Is Buying Stocks Gambling?

I spent many years employed as a stockbroker.

Because I am a Christian, I was often judged by my well-publicized advice to invest in the Stock Market. In fact, I wrote a popular book, Put Your Money Where Your Heart Is, which focused and taught how to invest in the stock market as well as all the existing public investment markets.

Selling stocks goes back centuries. When companies needed to expand, the banks could not handle the loans required to support expansion because there was not enough money deposited in the banks. Companies then went to the public and sold interests in their businesses called “shares of stock.”

When a person bought a share of stock in a company, he or she was promised part of the profits, if any. These were called dividends. The dividends would be paid on a regular basis as the company shared its profits. Selling shares of stock to the public brought the money into the banks and spread the risk of the business over a wide number of people. In fact, if it weren’t for the stock market, few of us would have jobs because the companies we work for would be out of business or scaling back because of a lack of funds to operate.

People often ask me, “Is playing the stock market gambling?” It can be. When I first became a broker, I quickly learned about the option market—the stock market’s answer to the horse race. When a person buys an option, he does not purchase or sell the stock. Instead he buys a contract and then bets whether the stock will go up or down.
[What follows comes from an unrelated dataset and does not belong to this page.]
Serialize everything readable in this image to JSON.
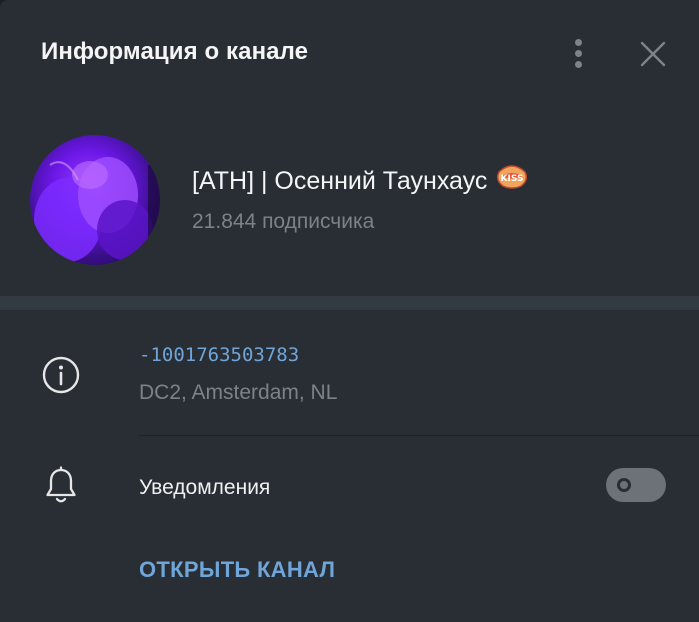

If he bets that the price will fall and then it goes up, he loses money by every dollar the stock raises in price. If he bets the stock goes up and it falls in price, he loses for every dollar the stock goes down even to zero. On the other hand, he can also gain much money if his stock rises, and the profits are unlimited as to how much the stock may rise.

The stock market can also be considered gambling when a person buys a stock and doesn’t know what he is doing or doesn’t listen to a sound researcher’s professional advice. A theory among bona fide financial advisors is: The individual investor making his own choices is wrong 90 percent of the time. It has been my experience that it’s more like 95 percent; especially, for first-time stock pickers who act on a tip they learned from co-workers standing around the water cooler.

The stock market should not be used purely for speculation—although speculating is not wrong. The stock market, however, has outperformed every other investment in total returns since 1936, including real estate. That’s why I do not consider investing in the stock market to be a form of gambling no more than investing in property is a form of gambling. You have to be experienced at investing in either, or you will lose money.

Now here is some very sound advice taken from many years of experience:

1. Since I have also been to law school, I give legal advice. One of the things that you learn is that people hate lawyers. They also hate stockbrokers, but does that mean every lawyer or broker is sleazy? Of course not, and you would be lost without one in the courtroom, and you should have one in your “court” when you are investing your hard earned cash.

2. Avoid discount brokerage firms because you have nearly zero account management, and that increases the risk of losing your money.

3. Pay commissions and keep a professional on the job. When you are buying equity securities without paying commissions to someone who advises you, it is like buying an airplane. The investor buys the plane and does not pay for and does not get the services of a pilot. The question therefore becomes: “Are you absolutely sure you know how to fly this plane?”

Professional advice carries a price tag no matter what its source. That’s why I don’t treat myself medically or defend myself in court. The same principle applies to investors who consider selecting their own stocks, mutual funds, or bonds.

If you are not experienced enough to know all the ins and outs of the simple investment tips that I’m providing here, then you probably should not be buying your investments directly.

You could be gambling with your own future.